No PL 2338/2023, por outro lado, não há uma delimitação clara sobre os limites para o uso do reconhecimento facial e outras formas de biometria. Isso pode abrir margem para vigilância em massa e possíveis violações de privacidade. Sem uma estrutura regulatória específica, o Brasil corre o risco de implementar políticas mais permissivas ou inconsistentes, tornando-se vulnerável a abusos por parte de órgãos públicos e empresas privadas.
Transparência e Responsabilidade: Abordagem Pragmática vs. Subjetividade
Embora tenham abordagens distintas, o AI Act e o PL 2338/2023 compartilham preocupações sobre transparência e responsabilização. Ambos estabelecem que usuários devem ser informados quando estão interagindo com sistemas de IA, como em chatbots ou deepfakes, e exigem que desenvolvedores garantam mecanismos de auditoria para decisões automatizadas.

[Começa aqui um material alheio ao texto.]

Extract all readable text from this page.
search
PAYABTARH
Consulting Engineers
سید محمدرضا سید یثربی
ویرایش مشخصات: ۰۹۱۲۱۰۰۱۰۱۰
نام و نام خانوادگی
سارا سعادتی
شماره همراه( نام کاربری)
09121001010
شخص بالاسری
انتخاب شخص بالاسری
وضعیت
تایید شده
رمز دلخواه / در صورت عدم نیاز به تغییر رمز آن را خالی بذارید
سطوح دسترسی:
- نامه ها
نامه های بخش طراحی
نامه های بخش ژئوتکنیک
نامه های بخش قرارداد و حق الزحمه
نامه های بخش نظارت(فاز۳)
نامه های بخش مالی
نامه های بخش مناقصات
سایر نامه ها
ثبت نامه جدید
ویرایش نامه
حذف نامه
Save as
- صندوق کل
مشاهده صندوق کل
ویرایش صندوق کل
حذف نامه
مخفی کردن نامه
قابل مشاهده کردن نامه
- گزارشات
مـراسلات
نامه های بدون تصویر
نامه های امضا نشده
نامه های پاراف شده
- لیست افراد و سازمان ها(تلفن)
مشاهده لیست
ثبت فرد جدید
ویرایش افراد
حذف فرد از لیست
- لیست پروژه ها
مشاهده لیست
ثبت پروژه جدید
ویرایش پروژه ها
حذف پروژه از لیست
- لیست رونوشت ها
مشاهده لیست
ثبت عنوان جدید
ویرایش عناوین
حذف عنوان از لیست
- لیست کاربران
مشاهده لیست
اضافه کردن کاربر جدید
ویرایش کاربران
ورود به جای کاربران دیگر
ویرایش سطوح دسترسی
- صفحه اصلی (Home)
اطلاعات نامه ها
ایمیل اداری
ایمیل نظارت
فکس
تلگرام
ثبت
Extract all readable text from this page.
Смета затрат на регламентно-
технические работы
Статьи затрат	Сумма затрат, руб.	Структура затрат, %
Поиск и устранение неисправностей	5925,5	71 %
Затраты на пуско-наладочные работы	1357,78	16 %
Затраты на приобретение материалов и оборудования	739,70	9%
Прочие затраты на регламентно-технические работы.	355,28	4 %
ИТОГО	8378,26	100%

No entanto, enquanto o AI Act já traz regras claras e punições para descumprimentos, o PL 2338/2023 ainda carece de regulamentação detalhada sobre esses aspectos. A subjetividade do texto brasileiro faz com que questões essenciais, como auditoria e responsabilização por decisões algorítmicas, fiquem indefinidas. Isso pode comprometer a segurança jurídica e a proteção dos direitos fundamentais dos cidadãos.
Conclusão: Caminhos Diferentes para um Mesmo Objetivo
Tanto o AI Act quanto o PL 2338/2023 buscam regulamentar a inteligência artificial para garantir que seu uso seja seguro e alinhado com princípios éticos. No entanto, enquanto o AI Act já traz em sua estrutura a regulamentação necessária e estabelece diretrizes sobre o uso da IA, o PL 2338/2023 ainda é subjetivo e se concentra mais nas ferramentas, sem detalhar completamente as regras de aplicação.
A União Europeia aposta em um modelo altamente estruturado, com classificações de risco, sanções e mecanismos de fiscalização bem definidos. Já o Brasil ainda precisa amadurecer sua legislação, garantindo que a regulamentação da IA não apenas controle as ferramentas utilizadas, mas também estabeleça diretrizes concretas sobre seu uso. A experiência europeia pode servir como referência para que o PL 2338/2023 evolua para uma regulamentação mais robusta, proporcionando segurança jurídica e incentivando a inovação responsável.
Apesar da aprovação no Senado Federal, o PL 2338/2023 ainda precisa passar pela Câmara dos Deputados antes de seguir para sanção presidencial. Até lá, ainda há espaço para ajustes que tornem a regulamentação brasileira mais clara, eficiente e alinhada às melhores práticas internacionais.